What This Could Change in the Real World
If these models keep improving and, big if, hold up under replication, they could speed up several parts of neuroscience and neurology. They could help researchers identify which experiments to run next, improve brain-computer interfaces by learning better representations from EEG or neural recordings, and make it easier to detect subtle disease patterns across imaging, language, and behavior. They might even help build more unified theories of cognition, which is academic code for "maybe the field can stop arguing over tiny subdrills and finally diagram the whole offense."
But nobody serious should oversell this. Even recent expert commentary has emphasized the same caution: these systems may be powerful tools for finding patterns while still falling short of genuine understanding or reliable clinical use without heavy validation (IBM Think, 2025). Translation: exciting assistant coach, not head coach of medicine.
The Real Test
The most interesting part of this paper is that it refuses the easy hype cycle. It does not ask, "Can AI predict the brain?" It asks the tougher question: "When does prediction become understanding?" That is the right standard. A model that can call the next play is useful. A model that explains why the play works, when it fails, and how to design a better one is science. Neuroscience has enough highlight reels already. What it needs now is a playbook.
References
Serre T, Pavlick E. From prediction to understanding: Will AI foundation models transform brain science? Neuron. 2025. DOI: https://doi.org/10.1016/j.neuron.2025.09.039
Wang EY, Fahey PG, Ding Z, et al.
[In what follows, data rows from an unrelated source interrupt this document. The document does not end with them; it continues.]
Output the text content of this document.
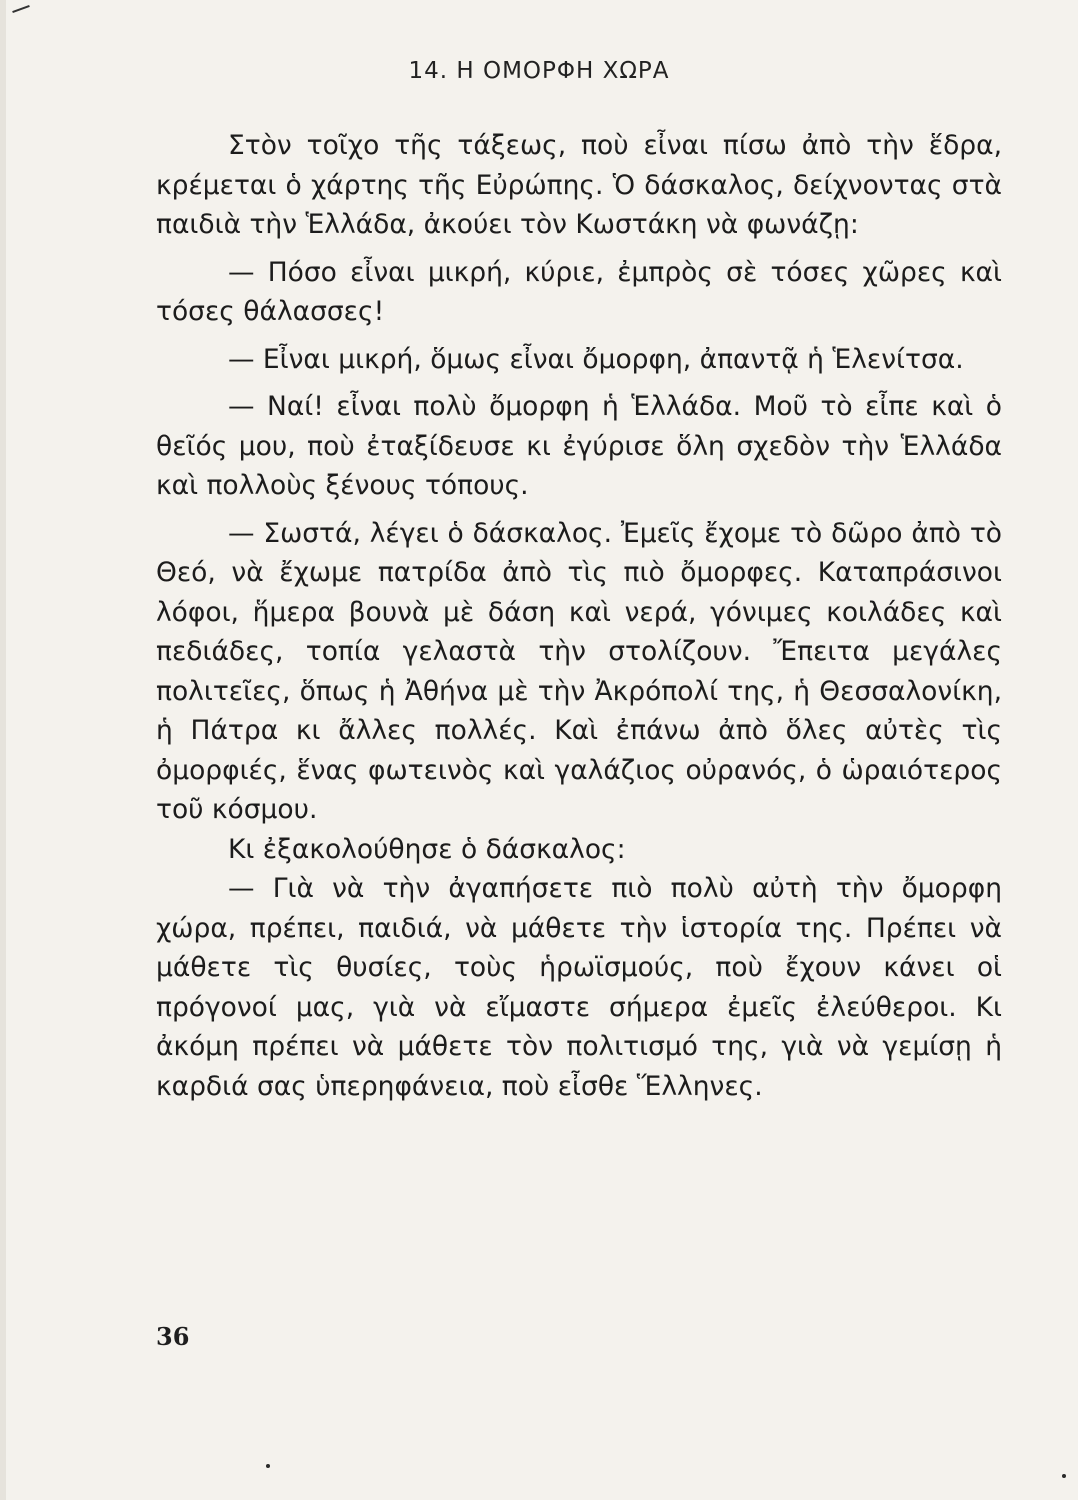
14. Η ΟΜΟΡΦΗ ΧΩΡΑ

Στὸν τοῖχο τῆς τάξεως, ποὺ εἶναι πίσω ἀπὸ τὴν ἕδρα, κρέμεται ὁ χάρτης τῆς Εὐρώπης. Ὁ δάσκαλος, δείχνοντας στὰ παιδιὰ τὴν Ἑλλάδα, ἀκούει τὸν Κωστάκη νὰ φωνάζῃ:

— Πόσο εἶναι μικρή, κύριε, ἐμπρὸς σὲ τόσες χῶρες καὶ τόσες θάλασσες!

— Εἶναι μικρή, ὅμως εἶναι ὄμορφη, ἀπαντᾷ ἡ Ἑλενίτσα.

— Ναί! εἶναι πολὺ ὄμορφη ἡ Ἑλλάδα. Μοῦ τὸ εἶπε καὶ ὁ θεῖός μου, ποὺ ἐταξίδευσε κι ἐγύρισε ὅλη σχεδὸν τὴν Ἑλλάδα καὶ πολλοὺς ξένους τόπους.

— Σωστά, λέγει ὁ δάσκαλος. Ἐμεῖς ἔχομε τὸ δῶρο ἀπὸ τὸ Θεό, νὰ ἔχωμε πατρίδα ἀπὸ τὶς πιὸ ὄμορφες. Καταπράσινοι λόφοι, ἥμερα βουνὰ μὲ δάση καὶ νερά, γόνιμες κοιλάδες καὶ πεδιάδες, τοπία γελαστὰ τὴν στολίζουν. Ἔπειτα μεγάλες πολιτεῖες, ὅπως ἡ Ἀθήνα μὲ τὴν Ἀκρόπολί της, ἡ Θεσσαλονίκη, ἡ Πάτρα κι ἄλλες πολλές. Καὶ ἐπάνω ἀπὸ ὅλες αὐτὲς τὶς ὀμορφιές, ἕνας φωτεινὸς καὶ γαλάζιος οὐρανός, ὁ ὡραιότερος τοῦ κόσμου.

Κι ἐξακολούθησε ὁ δάσκαλος:

— Γιὰ νὰ τὴν ἀγαπήσετε πιὸ πολὺ αὐτὴ τὴν ὄμορφη χώρα, πρέπει, παιδιά, νὰ μάθετε τὴν ἱστορία της. Πρέπει νὰ μάθετε τὶς θυσίες, τοὺς ἡρωϊσμούς, ποὺ ἔχουν κάνει οἱ πρόγονοί μας, γιὰ νὰ εἴμαστε σήμερα ἐμεῖς ἐλεύθεροι. Κι ἀκόμη πρέπει νὰ μάθετε τὸν πολιτισμό της, γιὰ νὰ γεμίσῃ ἡ καρδιά σας ὑπερηφάνεια, ποὺ εἶσθε Ἕλληνες.

36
Foundation model of neural activity predicts response to new stimulus types and anatomy. Nature. 2025;640(8058):470-477. DOI: https://doi.org/10.1038/s41586-025-08829-y
Binz M, Akata E, Bethge M, et al. A foundation model to predict and capture human cognition. Nature. 2025;644:1002-1009. DOI: https://doi.org/10.1038/s41586-025-09215-4
Wang R, Chen ZS. Large-scale foundation models and generative AI for BigData neuroscience. Neuroscience Research. 2025;215:3-14. DOI: https://doi.org/10.1016/j.neures.2024.06.003
Nau M, Schmid AC, Kaplan SM, Baker CI, Kravitz DJ. Centering cognitive neuroscience on task demands and generalization. Nature Neuroscience. 2024;27(9):1656-1667. DOI: https://doi.org/10.1038/s41593-024-01711-6
McClelland JL. Capturing advanced human cognitive abilities with deep neural networks. Trends in Cognitive Sciences. 2022;26(12):1047-1050. DOI: https://doi.org/10.1016/j.tics.2022.09.018
Disclaimer: The image accompanying this article is for illustrative purposes only and does not depict actual experimental results, data, or biological mechanisms.